The Marchesa Arconati Visconti, born Marie Peyrat, was celebrated for her personality and unusual personal journey, her political convictions and evident intellectual qualities. Hailing from a humble background, she was raised by her father Alphonse Peyrat, a journalist, Deputy Republican, and Senator of the Third Republic. She attended courses at the École nationale des chartes in 1873, where she met and married the Marchese Giammartino Arconati Visconti, a member of the Italian aristocracy. However, their marriage was short-lived, the Marchese died in 1876 of typhoid fever. His wife was the sole heiress of his estates.
After the death of her husband, the widowed Marchesa settled in Paris. For many years, the salon she held in the Hôtel Particulier of the Rue Barbet-de- Jouy was attended by leading politicians and professors such as Léon Gambetta, Émile Combes, Jean Jaurès, Joseph Reinach, Gaston Paris, Gabriel Monod, Abel Lefranc, Joseph Bédier of the École nationale des chartes, the École des Hautes Études and the Collège de France. In this intellectual salon, she met prominent personalities who were amongst the earliest supporters of Captain Dreyfus, one of the most controversial and polarizing political figures in modern French history, with whom she kept a regular correspondence.
The Marchesa also hosted and associated with museum curators, art lovers, and collectors, including Raoul Duseigneur, who advised her on her acquisitions of paintings, sculptures, furniture and objets d’art.
Her choices show her eclectic taste, with donations to the Musée des Arts Décoratifs including silverware, Meissen porcelain, Renaissance jewelry as well as contemporary jewels – some by Lalique, fragments of medieval stained-glass windows, 18th century tapestries, and works of Asian art.
A “benefactress of arts and letters”, as she was called in a tribute upon her death, the Marchesa Arconati Visconti was engaged in many fields. She made significant contributions for the development of higher education including scholarships and prizes encouraging research in France and granting subsidies to the École des chartes, the École Pratique des Hautes Études, the Collège de France and many others. She made the Université de Paris her sole legatee. A vast majority of her own collection of books, some of which she inherited through her husband’s and own family were donated to libraries.
For the very first time, this exhibition presents a selection of her collection of artworks and objects, thanks to the exceptional cooperation of the various institutions supported by the Marchesa, such as the Musée du Louvre, the Musée des Beaux-Arts of Lyon, the Cité de la Céramique – Sèvres et Limoges and the municipal library of Lyon.

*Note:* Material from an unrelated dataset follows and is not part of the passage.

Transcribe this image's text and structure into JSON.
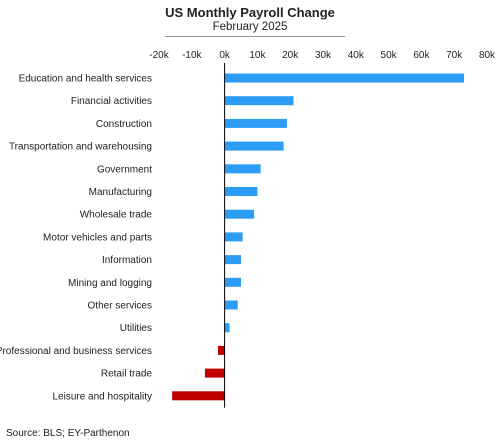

Additional objects were loaned from the Marchesa’s many beneficiary institutions including the Archives Nationales, the Bibliothèque nationale de France, the Médiathèque de l’Architecture et du Patrimoine, the Bibliothèque Historique de la Ville de Paris, the bibliothèque inter-universitaire de la Sorbonne and the Chancellerie des universités de Paris.
By shedding light onto the life of the Marchesa Arconati Visconti, a woman in a world of men and an outstanding collector and philanthropist, the Musée des Arts Décoratifs celebrates one of its great patrons, in a tribute to the history of the institution founded in 1882 under the initiative of collectors, industrialists, artists and artisans.